When talking about packet sniffers, Wireshark, a free and open-source tool, seems to be the reference. It has become the standard that many other tools—even commercial ones—want to emulate. The tool is particularly famous for its powerful analysis capabilities. Many administrators use command-line utilities such as tcpdump or Windump to capture traffic because they are already present on the systems where they want to capture traffic. They then load the capture file into Wireshark for analysis. In addition to its analysis capabilities, Wireshark’s filters are another impressive feature of the product. Using filters, one can zero in on exactly the data they’re interested in, making analysis simpler.
Wireshark has a steep learning curve but it is well-worth learning. It is one of the most useful of troubleshooting tools. It’s been around for almost twenty years and has been ported to most major platforms.
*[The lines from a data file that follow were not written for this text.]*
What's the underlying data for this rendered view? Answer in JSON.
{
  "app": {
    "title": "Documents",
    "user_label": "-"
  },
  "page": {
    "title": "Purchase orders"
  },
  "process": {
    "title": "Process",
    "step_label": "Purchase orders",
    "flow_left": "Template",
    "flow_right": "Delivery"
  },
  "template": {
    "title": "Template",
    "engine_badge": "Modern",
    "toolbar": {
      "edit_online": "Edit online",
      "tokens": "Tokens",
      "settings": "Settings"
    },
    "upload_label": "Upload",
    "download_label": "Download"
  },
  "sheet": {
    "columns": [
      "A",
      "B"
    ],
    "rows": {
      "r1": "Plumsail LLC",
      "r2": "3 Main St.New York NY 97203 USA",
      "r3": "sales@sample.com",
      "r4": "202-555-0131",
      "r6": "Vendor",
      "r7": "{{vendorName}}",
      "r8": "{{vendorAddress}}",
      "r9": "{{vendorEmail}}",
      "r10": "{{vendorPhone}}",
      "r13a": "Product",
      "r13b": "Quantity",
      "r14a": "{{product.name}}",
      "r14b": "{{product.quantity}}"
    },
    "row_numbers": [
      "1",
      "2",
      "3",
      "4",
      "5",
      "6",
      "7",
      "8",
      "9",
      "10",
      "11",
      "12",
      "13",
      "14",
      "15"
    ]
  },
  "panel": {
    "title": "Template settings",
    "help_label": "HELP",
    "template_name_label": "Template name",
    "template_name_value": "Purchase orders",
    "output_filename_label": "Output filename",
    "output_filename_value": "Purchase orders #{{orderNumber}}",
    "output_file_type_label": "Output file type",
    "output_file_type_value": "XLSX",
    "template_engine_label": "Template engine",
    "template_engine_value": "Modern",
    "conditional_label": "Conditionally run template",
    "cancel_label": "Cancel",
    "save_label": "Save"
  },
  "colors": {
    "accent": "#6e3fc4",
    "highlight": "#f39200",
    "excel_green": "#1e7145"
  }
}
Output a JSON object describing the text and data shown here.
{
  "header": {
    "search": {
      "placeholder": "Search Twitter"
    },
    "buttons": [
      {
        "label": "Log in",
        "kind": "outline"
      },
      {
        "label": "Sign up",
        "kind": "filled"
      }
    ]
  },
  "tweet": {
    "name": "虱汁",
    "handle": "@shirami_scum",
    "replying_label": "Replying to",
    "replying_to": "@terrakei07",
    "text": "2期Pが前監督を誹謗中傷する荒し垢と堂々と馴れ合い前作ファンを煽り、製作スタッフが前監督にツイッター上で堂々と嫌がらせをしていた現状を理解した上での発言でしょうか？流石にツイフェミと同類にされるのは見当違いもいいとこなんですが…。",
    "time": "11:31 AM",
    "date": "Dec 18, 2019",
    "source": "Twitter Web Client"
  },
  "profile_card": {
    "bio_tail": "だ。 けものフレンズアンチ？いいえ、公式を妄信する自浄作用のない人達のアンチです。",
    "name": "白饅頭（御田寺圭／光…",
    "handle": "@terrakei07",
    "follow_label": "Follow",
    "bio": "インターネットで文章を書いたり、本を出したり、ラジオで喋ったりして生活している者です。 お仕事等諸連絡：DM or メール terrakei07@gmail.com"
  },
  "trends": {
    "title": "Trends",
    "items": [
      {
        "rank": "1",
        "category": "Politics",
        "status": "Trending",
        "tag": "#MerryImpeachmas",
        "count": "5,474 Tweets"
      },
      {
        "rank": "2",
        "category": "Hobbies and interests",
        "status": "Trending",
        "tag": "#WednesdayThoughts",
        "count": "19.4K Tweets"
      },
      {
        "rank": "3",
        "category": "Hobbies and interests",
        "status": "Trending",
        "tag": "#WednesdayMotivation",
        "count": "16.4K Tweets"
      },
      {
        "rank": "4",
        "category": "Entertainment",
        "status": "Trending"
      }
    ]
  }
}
Nmap, which stands for Network Mapper, is a scanning tool used to discover hosts and services, thus building a “map” of the network, hence its name. Nmap works by sending specially crafted packets to the target host(s)–sort of like Ping–and analyzing the responses.
Nmap’s primary use is in analyzing what services are available on a computer. It will discover hosts and their services and detect their operating system. Through scripting, the tool can be used for advanced service detection, vulnerability detection, and more.
Nmap, which is a command-line tool started as a Linux-only utility but it has since been ported to several other operating systems including Windows, Solaris, HP-UX, most BSD variants including OS X, AmigaOS, and IRIX. If you prefer graphical user interfaces, several GUI front-ends to Nmap have been released. The best one goes by the name Zenmap and it is from the same team as Nmap. Zenmap, when compared to Nmap is much easier to learn and master, thanks to its well-designed user interface. It might not be the prettiest tool but it has some great functionality.
This was just a sample of what we found to be the best–or the most useful–network troubleshooting tools. There are plenty of other tools available and to be totally honest, we didn’t try them all. In fact, there are possibly a lot of tools we don’t even know. And the best tool for one troubleshooting scenario might not be the best in a different context. So, there is not one best tool that will fit all needs. Your best bet is to have as many as possible available and to learn how to use them before you need to.